“Oh, I am so glad! Then you have consented to the rest of Norman’s scheme, and will not keep poor little Tom at school here without him?”
“By what he tells me it would be downright ruin to the boy. I little thought to have to take a son of mine away from Stoneborough; but Norman is the best judge, and he is the only person who seems to have made any impression on Tom, so I shall let it be. In fact,” he added, half smiling, “I don’t know what I could refuse old June.”
“That’s right!” cried Ethel. “That is so nice! Then, if Norman gets the scholarship, Tom is to go to Mr. Wilmot first, and then to Eton!”
“If Norman gains the scholarship, but that is an if,” said Dr. May, as though hoping for a loop-hole to escape offending the shade of Bishop Whichcote.
“Oh, papa, you cannot doubt of that!”
“I cannot tell, Ethel. He is facile princeps here in his own world, but we do not know how it may be when he is measured with public schoolmen, who have had more first-rate tutorship than poor old Hoxton’s.”
“Ah! he says so, but I thought that was all his humility.”
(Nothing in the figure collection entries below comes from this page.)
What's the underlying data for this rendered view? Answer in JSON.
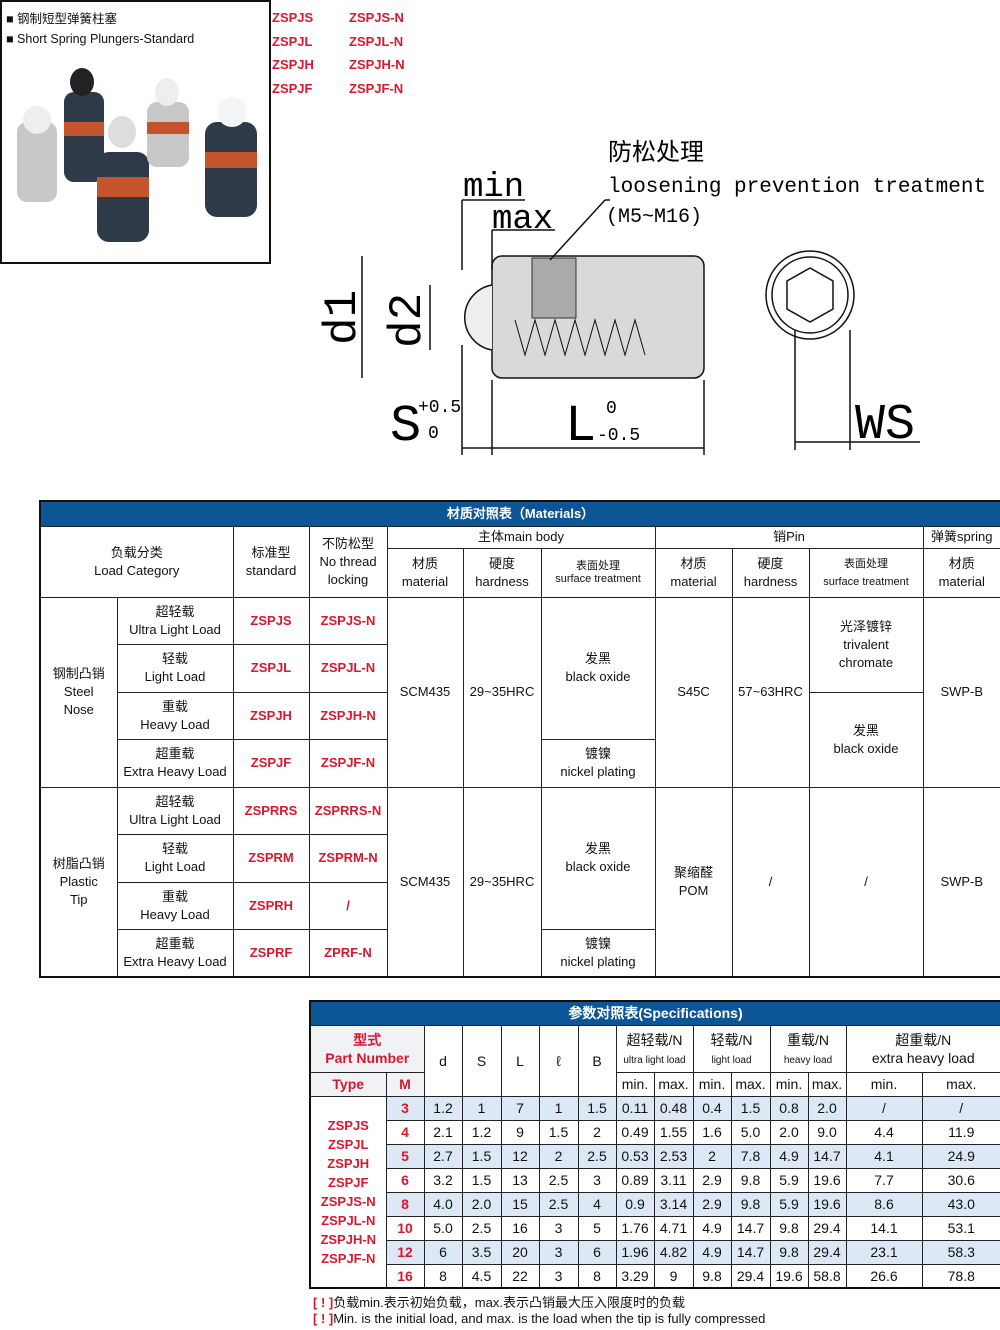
{
  "product": {
    "title_cn": "钢制短型弹簧柱塞",
    "title_en": "Short Spring Plungers-Standard"
  },
  "codes": [
    [
      "ZSPJS",
      "ZSPJS-N"
    ],
    [
      "ZSPJL",
      "ZSPJL-N"
    ],
    [
      "ZSPJH",
      "ZSPJH-N"
    ],
    [
      "ZSPJF",
      "ZSPJF-N"
    ]
  ],
  "drawing": {
    "min": "min",
    "max": "max",
    "anti_cn": "防松处理",
    "anti_en": "loosening prevention treatment",
    "anti_range": "(M5~M16)",
    "d1": "d1",
    "d2": "d2",
    "S": "S",
    "S_tol_up": "+0.5",
    "S_tol_low": "0",
    "L": "L",
    "L_tol_up": "0",
    "L_tol_low": "-0.5",
    "WS": "WS"
  },
  "materials": {
    "title": "材质对照表（Materials）",
    "h": {
      "load_cat": "负载分类\nLoad Category",
      "standard": "标准型\nstandard",
      "nolock": "不防松型\nNo thread\nlocking",
      "main": "主体main body",
      "pin": "销Pin",
      "spring": "弹簧spring",
      "material": "材质\nmaterial",
      "hardness": "硬度\nhardness",
      "surface": "表面处理\nsurface treatment"
    },
    "steel": "钢制凸销\nSteel\nNose",
    "plastic": "树脂凸销\nPlastic\nTip",
    "loads": [
      "超轻载\nUltra Light Load",
      "轻载\nLight Load",
      "重载\nHeavy Load",
      "超重载\nExtra Heavy Load"
    ],
    "steel_codes": [
      [
        "ZSPJS",
        "ZSPJS-N"
      ],
      [
        "ZSPJL",
        "ZSPJL-N"
      ],
      [
        "ZSPJH",
        "ZSPJH-N"
      ],
      [
        "ZSPJF",
        "ZSPJF-N"
      ]
    ],
    "plastic_codes": [
      [
        "ZSPRRS",
        "ZSPRRS-N"
      ],
      [
        "ZSPRM",
        "ZSPRM-N"
      ],
      [
        "ZSPRH",
        "/"
      ],
      [
        "ZSPRF",
        "ZPRF-N"
      ]
    ],
    "body_mat": "SCM435",
    "body_hard": "29~35HRC",
    "black": "发黑\nblack oxide",
    "nickel": "镀镍\nnickel plating",
    "pin_mat_steel": "S45C",
    "pin_hard_steel": "57~63HRC",
    "trivalent": "光泽镀锌\ntrivalent\nchromate",
    "pin_mat_plastic": "聚缩醛\nPOM",
    "slash": "/",
    "spring_mat": "SWP-B"
  },
  "specs": {
    "title": "参数对照表(Specifications)",
    "part_cn": "型式",
    "part_en": "Part Number",
    "type": "Type",
    "M": "M",
    "cols": [
      "d",
      "S",
      "L",
      "ℓ",
      "B"
    ],
    "loads": [
      [
        "超轻载/N",
        "ultra light load"
      ],
      [
        "轻载/N",
        "light load"
      ],
      [
        "重载/N",
        "heavy load"
      ],
      [
        "超重载/N",
        "extra heavy load"
      ]
    ],
    "min": "min.",
    "max": "max.",
    "types": "ZSPJS\nZSPJL\nZSPJH\nZSPJF\nZSPJS-N\nZSPJL-N\nZSPJH-N\nZSPJF-N",
    "rows": [
      [
        "3",
        "1.2",
        "1",
        "7",
        "1",
        "1.5",
        "0.11",
        "0.48",
        "0.4",
        "1.5",
        "0.8",
        "2.0",
        "/",
        "/"
      ],
      [
        "4",
        "2.1",
        "1.2",
        "9",
        "1.5",
        "2",
        "0.49",
        "1.55",
        "1.6",
        "5.0",
        "2.0",
        "9.0",
        "4.4",
        "11.9"
      ],
      [
        "5",
        "2.7",
        "1.5",
        "12",
        "2",
        "2.5",
        "0.53",
        "2.53",
        "2",
        "7.8",
        "4.9",
        "14.7",
        "4.1",
        "24.9"
      ],
      [
        "6",
        "3.2",
        "1.5",
        "13",
        "2.5",
        "3",
        "0.89",
        "3.11",
        "2.9",
        "9.8",
        "5.9",
        "19.6",
        "7.7",
        "30.6"
      ],
      [
        "8",
        "4.0",
        "2.0",
        "15",
        "2.5",
        "4",
        "0.9",
        "3.14",
        "2.9",
        "9.8",
        "5.9",
        "19.6",
        "8.6",
        "43.0"
      ],
      [
        "10",
        "5.0",
        "2.5",
        "16",
        "3",
        "5",
        "1.76",
        "4.71",
        "4.9",
        "14.7",
        "9.8",
        "29.4",
        "14.1",
        "53.1"
      ],
      [
        "12",
        "6",
        "3.5",
        "20",
        "3",
        "6",
        "1.96",
        "4.82",
        "4.9",
        "14.7",
        "9.8",
        "29.4",
        "23.1",
        "58.3"
      ],
      [
        "16",
        "8",
        "4.5",
        "22",
        "3",
        "8",
        "3.29",
        "9",
        "9.8",
        "29.4",
        "19.6",
        "58.8",
        "26.6",
        "78.8"
      ]
    ]
  },
  "notes": {
    "mark": "[ ! ]",
    "cn": "负载min.表示初始负载，max.表示凸销最大压入限度时的负载",
    "en": "Min. is the initial load, and max. is the load when the tip is fully compressed"
  },
  "colors": {
    "accent": "#0c5596",
    "red": "#d9182d",
    "row_alt": "#dce8f5"
  }
}
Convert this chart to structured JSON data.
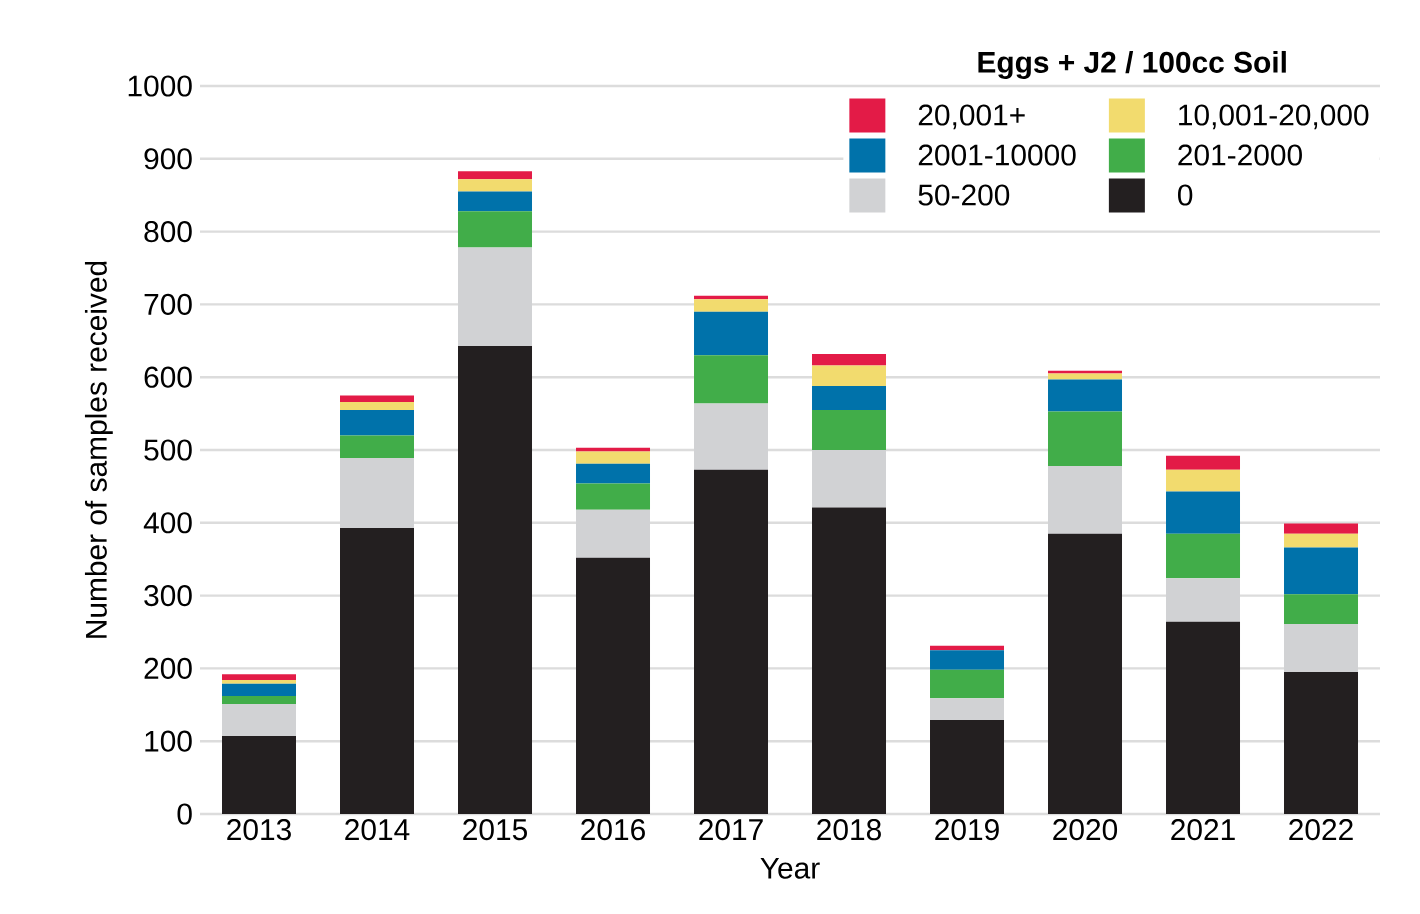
{
  "chart_data": {
    "type": "bar",
    "stacked": true,
    "xlabel": "Year",
    "ylabel": "Number of samples received",
    "legend_title": "Eggs + J2 / 100cc Soil",
    "categories": [
      "2013",
      "2014",
      "2015",
      "2016",
      "2017",
      "2018",
      "2019",
      "2020",
      "2021",
      "2022"
    ],
    "series": [
      {
        "name": "0",
        "color": "#231f20",
        "values": [
          107,
          393,
          643,
          352,
          473,
          421,
          129,
          385,
          264,
          195
        ]
      },
      {
        "name": "50-200",
        "color": "#d1d2d4",
        "values": [
          44,
          96,
          135,
          66,
          91,
          79,
          30,
          93,
          60,
          66
        ]
      },
      {
        "name": "201-2000",
        "color": "#41ad49",
        "values": [
          11,
          31,
          50,
          36,
          66,
          55,
          39,
          75,
          61,
          41
        ]
      },
      {
        "name": "2001-10000",
        "color": "#0072aa",
        "values": [
          17,
          35,
          27,
          27,
          60,
          33,
          27,
          44,
          58,
          64
        ]
      },
      {
        "name": "10,001-20,000",
        "color": "#f2db6e",
        "values": [
          5,
          11,
          17,
          17,
          17,
          28,
          0,
          8,
          30,
          19
        ]
      },
      {
        "name": "20,001+",
        "color": "#e31b47",
        "values": [
          8,
          9,
          11,
          5,
          5,
          16,
          6,
          4,
          19,
          14
        ]
      }
    ],
    "ylim": [
      0,
      1000
    ],
    "yticks": [
      0,
      100,
      200,
      300,
      400,
      500,
      600,
      700,
      800,
      900,
      1000
    ],
    "grid": "y",
    "legend": "top right"
  }
}
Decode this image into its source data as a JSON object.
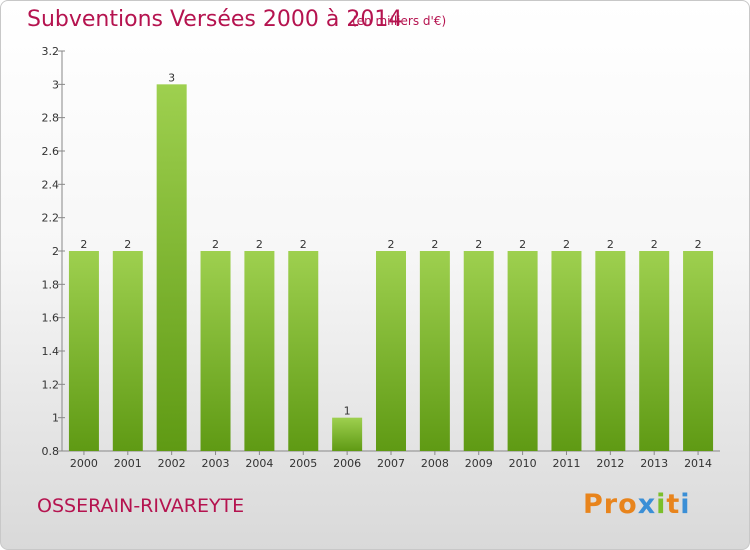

“Better he should be prepared. If he had had all those advantages—but it may be as well after all. I always had a hankering to have sent him to Eton, but your dear mother used to say it was not fair on the others. And now, to see him striving in order to give the advantage of it to his little brother! I only hope Master Thomas is worthy of it—but it is a boy I can’t understand.”
“Nor I,” said Ethel; “he never seems to say anything he can help, and goes after Norman without talking to any one else.”
“I give him up to Norman’s management,” said Dr. May. “He says the boy is very clever, but I have not seen it; and, as to more serious matters—However, I must take it on Norman’s word that he is wishing to learn truth. We made an utter mistake about him; I don’t know who is to blame for it.”